Some types of Polyfilla are made from special resins and high-strength cement. Others include ingredients like EVA glue and powdered aggregates.

Plaster is made from water, sand, and lime or gypsum.

Water Resistance

Firstly, Polyfilla is water-resistant, and some types of Polyfilla are even water-repellent as well. 

Meanwhile, plaster is not waterproof–in fact, it’s water-soluble. Plaster is easily damaged when water comes into contact with it.

Ease of Use

There is a Polyfilla product specifically formulated for plaster repair called Polycell Plaster Repair Polyfilla.

It’s a plaster repair powder that’s easy to mix, apply, and smooth out.
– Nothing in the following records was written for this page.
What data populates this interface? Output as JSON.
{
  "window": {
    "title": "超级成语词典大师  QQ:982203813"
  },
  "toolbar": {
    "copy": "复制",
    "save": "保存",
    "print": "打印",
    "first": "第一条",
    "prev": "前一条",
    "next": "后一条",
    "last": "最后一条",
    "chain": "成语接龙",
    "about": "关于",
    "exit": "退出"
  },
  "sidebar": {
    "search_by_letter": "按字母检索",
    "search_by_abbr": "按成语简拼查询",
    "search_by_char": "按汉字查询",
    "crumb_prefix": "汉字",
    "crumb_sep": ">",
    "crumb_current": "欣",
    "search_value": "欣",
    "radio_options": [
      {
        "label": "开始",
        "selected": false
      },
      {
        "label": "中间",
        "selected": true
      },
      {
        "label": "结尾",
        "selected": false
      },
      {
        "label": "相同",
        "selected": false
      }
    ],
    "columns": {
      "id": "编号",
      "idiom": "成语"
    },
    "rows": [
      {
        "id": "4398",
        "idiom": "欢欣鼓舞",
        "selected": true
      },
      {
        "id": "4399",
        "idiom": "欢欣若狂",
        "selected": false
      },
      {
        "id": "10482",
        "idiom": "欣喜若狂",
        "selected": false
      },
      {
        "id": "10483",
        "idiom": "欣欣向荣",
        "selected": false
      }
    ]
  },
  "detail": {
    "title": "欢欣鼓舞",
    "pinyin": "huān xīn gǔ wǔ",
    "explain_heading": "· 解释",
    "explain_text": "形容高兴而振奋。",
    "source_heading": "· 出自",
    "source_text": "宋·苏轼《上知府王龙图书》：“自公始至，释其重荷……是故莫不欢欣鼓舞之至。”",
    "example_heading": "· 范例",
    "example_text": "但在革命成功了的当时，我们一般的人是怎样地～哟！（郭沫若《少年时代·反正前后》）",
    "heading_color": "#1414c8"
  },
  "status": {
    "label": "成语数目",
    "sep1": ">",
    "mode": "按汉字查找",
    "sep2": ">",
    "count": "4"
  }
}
The product’s description explains that it’s much easier to work with than regular plaster. 


Polyfilla has a better bonding capability than plaster, making it the better choice for small repairs. Using finishing plaster for repairs will also require the use of an adhesive.

Potential Problems

The plaster repair Polyfilla does not crack, shrink, or slump. Unfortunately, these issues are common with plaster.


Plaster tends to be cheaper than Polyfilla.

Although Polyfilla’s cost varies by product, it is usually more expensive per square metre than plaster.


There are many kinds of Polyfilla available, but none of them are fully waterproof.

You can find some types of Polyfilla that are marked as “water-resistant.” These aren’t completely waterproof, but they can still be used in moist environments like bathrooms and kitchens.

Exterior-grade Polyfilla is usually classified as “weatherproof,” meaning that it can stand up to weather like rain and snow. It’s both water-repellent and water-resistant.